More than 60 Colorado school districts have closed their schools for at least the next two weeks, and more than 794,000 students — roughly 87% of the state’s K-12 students — are home for what could turn into a very extended spring break.

This has left many parents of young children who still have to work scrambling for child care, while parents of older children who are used to more independence are wondering what is and isn’t OK.

Can children still go to the park? Can teenagers hang out with their friends? Can families get together for playdates?

The answer is yes, with some significant limitations.

But should grandma babysit? Not if you can help it.

“If you are over 60 or have a chronic medical condition, avoid gatherings and caring for other people’s children,” state public health officials said as part of new guidance released Monday for parents and guardians.
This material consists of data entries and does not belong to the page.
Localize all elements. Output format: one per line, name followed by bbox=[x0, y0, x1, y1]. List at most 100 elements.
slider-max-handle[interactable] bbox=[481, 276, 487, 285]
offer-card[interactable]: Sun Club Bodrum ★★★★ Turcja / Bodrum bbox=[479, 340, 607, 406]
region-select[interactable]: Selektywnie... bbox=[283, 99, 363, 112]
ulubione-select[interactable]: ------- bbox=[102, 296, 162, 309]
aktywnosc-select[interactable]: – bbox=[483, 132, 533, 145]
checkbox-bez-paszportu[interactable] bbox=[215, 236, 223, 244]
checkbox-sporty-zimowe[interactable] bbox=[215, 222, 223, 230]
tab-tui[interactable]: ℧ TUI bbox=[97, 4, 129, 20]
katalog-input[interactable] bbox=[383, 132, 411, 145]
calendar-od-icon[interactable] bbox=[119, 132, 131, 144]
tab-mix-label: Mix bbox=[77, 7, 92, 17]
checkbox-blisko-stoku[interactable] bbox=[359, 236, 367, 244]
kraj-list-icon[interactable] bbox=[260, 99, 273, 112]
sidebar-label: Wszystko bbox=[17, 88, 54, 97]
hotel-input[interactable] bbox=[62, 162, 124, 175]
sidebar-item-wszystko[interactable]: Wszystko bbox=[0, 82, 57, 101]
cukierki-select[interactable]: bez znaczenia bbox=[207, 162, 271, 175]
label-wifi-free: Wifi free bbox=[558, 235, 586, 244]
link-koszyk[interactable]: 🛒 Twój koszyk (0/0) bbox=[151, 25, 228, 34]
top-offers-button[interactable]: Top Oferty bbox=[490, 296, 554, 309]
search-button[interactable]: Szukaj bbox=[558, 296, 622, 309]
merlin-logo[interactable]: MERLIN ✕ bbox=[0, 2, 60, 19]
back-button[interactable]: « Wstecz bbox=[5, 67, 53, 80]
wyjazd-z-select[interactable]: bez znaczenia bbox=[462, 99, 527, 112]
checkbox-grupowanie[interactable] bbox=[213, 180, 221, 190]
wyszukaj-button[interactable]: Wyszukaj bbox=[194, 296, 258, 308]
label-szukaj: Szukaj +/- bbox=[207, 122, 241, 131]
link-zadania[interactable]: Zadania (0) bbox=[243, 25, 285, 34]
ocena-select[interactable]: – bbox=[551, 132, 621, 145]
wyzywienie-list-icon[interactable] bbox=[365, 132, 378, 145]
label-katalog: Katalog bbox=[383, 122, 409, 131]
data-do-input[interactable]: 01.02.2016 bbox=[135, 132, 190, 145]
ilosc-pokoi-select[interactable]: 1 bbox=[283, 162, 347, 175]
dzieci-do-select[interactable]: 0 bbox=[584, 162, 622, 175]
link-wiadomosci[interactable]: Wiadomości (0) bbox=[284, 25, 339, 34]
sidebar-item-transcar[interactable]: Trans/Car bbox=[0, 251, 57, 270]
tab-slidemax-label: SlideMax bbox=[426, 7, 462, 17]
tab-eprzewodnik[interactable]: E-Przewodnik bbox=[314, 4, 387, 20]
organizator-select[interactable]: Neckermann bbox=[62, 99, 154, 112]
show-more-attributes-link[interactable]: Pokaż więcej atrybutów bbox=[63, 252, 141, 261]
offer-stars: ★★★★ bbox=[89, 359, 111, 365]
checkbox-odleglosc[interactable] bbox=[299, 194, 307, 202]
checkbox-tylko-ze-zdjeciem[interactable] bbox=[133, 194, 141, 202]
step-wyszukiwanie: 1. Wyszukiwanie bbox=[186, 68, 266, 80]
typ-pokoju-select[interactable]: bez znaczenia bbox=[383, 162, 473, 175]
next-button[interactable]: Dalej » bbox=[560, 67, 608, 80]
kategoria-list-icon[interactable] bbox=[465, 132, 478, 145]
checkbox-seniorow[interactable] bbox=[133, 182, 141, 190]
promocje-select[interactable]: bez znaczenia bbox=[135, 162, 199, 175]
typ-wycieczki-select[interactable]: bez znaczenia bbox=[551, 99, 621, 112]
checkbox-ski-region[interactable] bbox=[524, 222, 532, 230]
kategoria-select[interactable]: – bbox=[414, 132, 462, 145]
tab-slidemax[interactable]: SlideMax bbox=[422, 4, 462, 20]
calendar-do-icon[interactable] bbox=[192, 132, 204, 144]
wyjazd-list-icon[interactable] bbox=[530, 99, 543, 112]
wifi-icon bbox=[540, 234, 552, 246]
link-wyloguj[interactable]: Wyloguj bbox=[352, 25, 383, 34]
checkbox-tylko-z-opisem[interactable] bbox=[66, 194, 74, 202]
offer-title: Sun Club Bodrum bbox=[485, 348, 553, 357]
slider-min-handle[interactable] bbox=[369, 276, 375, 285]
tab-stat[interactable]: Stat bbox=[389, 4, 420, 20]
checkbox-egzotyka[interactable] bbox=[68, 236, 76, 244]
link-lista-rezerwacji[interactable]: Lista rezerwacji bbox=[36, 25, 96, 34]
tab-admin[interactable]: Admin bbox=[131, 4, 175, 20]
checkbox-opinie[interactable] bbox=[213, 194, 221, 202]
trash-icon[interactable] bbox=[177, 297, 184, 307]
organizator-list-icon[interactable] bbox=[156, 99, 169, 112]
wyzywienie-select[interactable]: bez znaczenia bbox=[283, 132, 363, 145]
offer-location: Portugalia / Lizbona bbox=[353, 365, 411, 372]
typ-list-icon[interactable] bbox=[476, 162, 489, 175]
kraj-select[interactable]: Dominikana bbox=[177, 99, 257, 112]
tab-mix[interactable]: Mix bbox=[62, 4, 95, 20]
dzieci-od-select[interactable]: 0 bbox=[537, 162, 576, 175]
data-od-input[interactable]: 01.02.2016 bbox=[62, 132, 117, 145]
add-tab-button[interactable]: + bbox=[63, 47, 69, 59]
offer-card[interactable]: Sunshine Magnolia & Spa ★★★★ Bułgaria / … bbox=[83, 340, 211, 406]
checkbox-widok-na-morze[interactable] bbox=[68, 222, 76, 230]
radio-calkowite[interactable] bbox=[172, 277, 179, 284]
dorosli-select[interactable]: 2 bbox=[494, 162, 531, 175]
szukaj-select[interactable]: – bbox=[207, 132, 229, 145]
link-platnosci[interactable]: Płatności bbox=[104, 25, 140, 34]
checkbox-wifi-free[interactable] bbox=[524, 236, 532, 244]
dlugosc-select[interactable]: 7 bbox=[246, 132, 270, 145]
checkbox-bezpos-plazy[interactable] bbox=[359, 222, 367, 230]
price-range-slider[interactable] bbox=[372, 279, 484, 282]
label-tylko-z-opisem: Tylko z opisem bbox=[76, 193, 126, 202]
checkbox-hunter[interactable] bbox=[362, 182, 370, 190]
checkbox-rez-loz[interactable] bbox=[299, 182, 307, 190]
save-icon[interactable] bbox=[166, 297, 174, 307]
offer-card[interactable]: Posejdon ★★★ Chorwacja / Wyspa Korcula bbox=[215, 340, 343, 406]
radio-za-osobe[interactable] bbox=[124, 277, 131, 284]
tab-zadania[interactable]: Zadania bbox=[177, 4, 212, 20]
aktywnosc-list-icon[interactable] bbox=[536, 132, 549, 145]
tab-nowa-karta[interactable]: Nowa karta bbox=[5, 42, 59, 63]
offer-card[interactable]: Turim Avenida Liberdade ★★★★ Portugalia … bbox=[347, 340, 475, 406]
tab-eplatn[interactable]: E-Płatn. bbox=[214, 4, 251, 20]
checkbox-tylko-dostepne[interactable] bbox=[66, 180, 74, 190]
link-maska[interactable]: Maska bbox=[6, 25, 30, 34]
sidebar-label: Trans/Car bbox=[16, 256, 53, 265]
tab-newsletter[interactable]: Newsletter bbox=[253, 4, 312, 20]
There are three major themes here: keep gatherings as small as possible, consider outdoor activities rather than indoor ones, and limit contact between children and people over 60 and those with chronic health conditions, especially if children are sick.

“Closing schools is one of the most powerful ways we have to slow the spread of COVID-19 and protect people at higher risk from getting very sick or dying,” public health officials said in the guidance, which can be found here. “We encourage parents and guardians to understand the situation and do their part to protect these people, too. … This is not just about keeping kids safe; it’s about keeping the whole community safe by removing as many disease pathways as possible.”

At the same time, state agencies are asking child care centers to stay open, citing the need for essential workers to have a safe place for their children.

Children who are in any way sick should not go into any social setting, the guidance says. The same applies to adults.

Children and teens with chronic health conditions or compromised immune systems should check with their doctor before participating in either shared child care or social gatherings.

The guidance suggests keeping gatherings small — just a few children — and making sure they’re in a large space where children can spread out. Choose games that minimize touching. Clean shared toys and keyboards. Ask parents to take their children’s temperature before getting together.

“When kids do touch, remind them to cover coughs and sneezes and to wash their hands frequently and thoroughly,” the guidance continues.

Playing outside is better than playing inside, but try to avoid shared equipment. Clean and disinfect things like bats, balls, and playground equipment, the guidance says.

For teenagers, the guidance recommends having a small number of teens in a large space. Avoid parties, malls, and movie theaters. Consider a bike ride or a hike instead.